Bedah Data: Potensi Markup Rp103 Juta
Dugaan penyimpangan ini mencuat setelah tim investigasi media melakukan bedah data pada Kode RUP 59425556.
Paket pengadaan tersebut mencakup pembelian Laptop Core i5 (tipe 6), PC All-in-One Core i5, Scanner ADF, Printer Inkjet, dan Printer Laserjet.
Dalam dokumen anggaran, BPKAD mematok angka fantastis sebesar Rp148 juta untuk satu paket tersebut.
Padahal, berdasarkan analisis harga pasar dan Standar Harga Satuan (SHS) Kabupaten Pati, nilai wajarnya jauh di bawah angka itu.
“Kami menggunakan acuan resmi SHS Kabupaten Pati. Untuk volume 1 paket dengan spesifikasi tersebut, estimasi biaya hanya berkisar Rp45.500.000. Namun, BPKAD menganggarkan Rp148 juta. Ada selisih sekitar Rp103.250.000 yang patut dipertanyakan larinya ke mana,” ungkap perwakilan tim riset Portaljateng.
Pola Sistematis di Pengadaan Lain?
Indikasi ketidakberesan tidak berhenti di satu titik. Penelusuran lebih lanjut menemukan pola serupa pada beberapa paket pengadaan langsung lainnya.
Kode RUP 60377188, 60247431, dan 60416081 kini masuk dalam radar pantauan media karena dinilai memiliki nilai anggaran yang tidak wajar.
Jika diakumulasikan, potensi kerugian negara disinyalir mencapai ratusan juta rupiah.
Sikap diam Febes Mulyono dinilai memperburuk citra institusi. Perwakilan BataraNews menyayangkan respons pejabat publik yang terkesan anti-kritik.
“Keengganan menjawab surat klarifikasi secara tidak langsung mengonfirmasi keraguan publik. Jika bersih, mengapa harus takut transparan?” tegasnya.
Ancaman Lapor ke Kejaksaan
Kritik lebih keras datang dari redaksi Infodagang, yang menyebut ketertutupan ini sebagai preseden buruk bagi instansi yang seharusnya menjadi garda terdepan pendapatan daerah.

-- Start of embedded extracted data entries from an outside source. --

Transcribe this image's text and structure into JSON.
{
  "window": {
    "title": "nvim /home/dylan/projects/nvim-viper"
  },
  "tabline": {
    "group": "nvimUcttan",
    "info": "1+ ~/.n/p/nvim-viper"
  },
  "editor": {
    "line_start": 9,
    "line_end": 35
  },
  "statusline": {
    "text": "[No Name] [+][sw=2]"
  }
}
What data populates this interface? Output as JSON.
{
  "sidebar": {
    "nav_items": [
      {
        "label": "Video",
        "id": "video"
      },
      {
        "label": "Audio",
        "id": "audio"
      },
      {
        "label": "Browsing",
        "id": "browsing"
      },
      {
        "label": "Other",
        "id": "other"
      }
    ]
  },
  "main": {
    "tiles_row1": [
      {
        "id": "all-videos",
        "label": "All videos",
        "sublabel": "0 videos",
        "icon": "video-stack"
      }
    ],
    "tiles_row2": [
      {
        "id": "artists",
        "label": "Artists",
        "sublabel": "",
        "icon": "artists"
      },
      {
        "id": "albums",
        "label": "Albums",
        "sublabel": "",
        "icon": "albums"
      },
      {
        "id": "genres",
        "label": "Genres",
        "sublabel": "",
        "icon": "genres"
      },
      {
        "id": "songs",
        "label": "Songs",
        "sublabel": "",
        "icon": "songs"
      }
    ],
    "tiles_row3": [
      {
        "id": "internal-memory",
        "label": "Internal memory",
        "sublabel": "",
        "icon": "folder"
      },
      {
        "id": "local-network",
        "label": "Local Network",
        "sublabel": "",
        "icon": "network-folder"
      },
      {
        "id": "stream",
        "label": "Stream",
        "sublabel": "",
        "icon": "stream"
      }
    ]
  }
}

“BPKAD itu ujung tombak PAD. Kalau pengadaan internal saja diduga jadi ajang bancakan, bagaimana dengan pengelolaan pajak rakyat? Jangan sampai kantor ini berubah menjadi ‘sarang tikus’,” sindirnya tajam.
Merespons kebuntuan komunikasi ini, koalisi awak media berencana mengambil langkah hukum.
Dalam waktu dekat, data-data temuan terkait dugaan markup ini akan dibawa ke Dewan Perwakilan Rakyat Daerah (DPRD) Pati dan Kejaksaan Negeri (Kejari) Pati.
Langkah ini diambil untuk mendesak audit forensik terhadap realisasi anggaran di tubuh BPKAD Pati. (red)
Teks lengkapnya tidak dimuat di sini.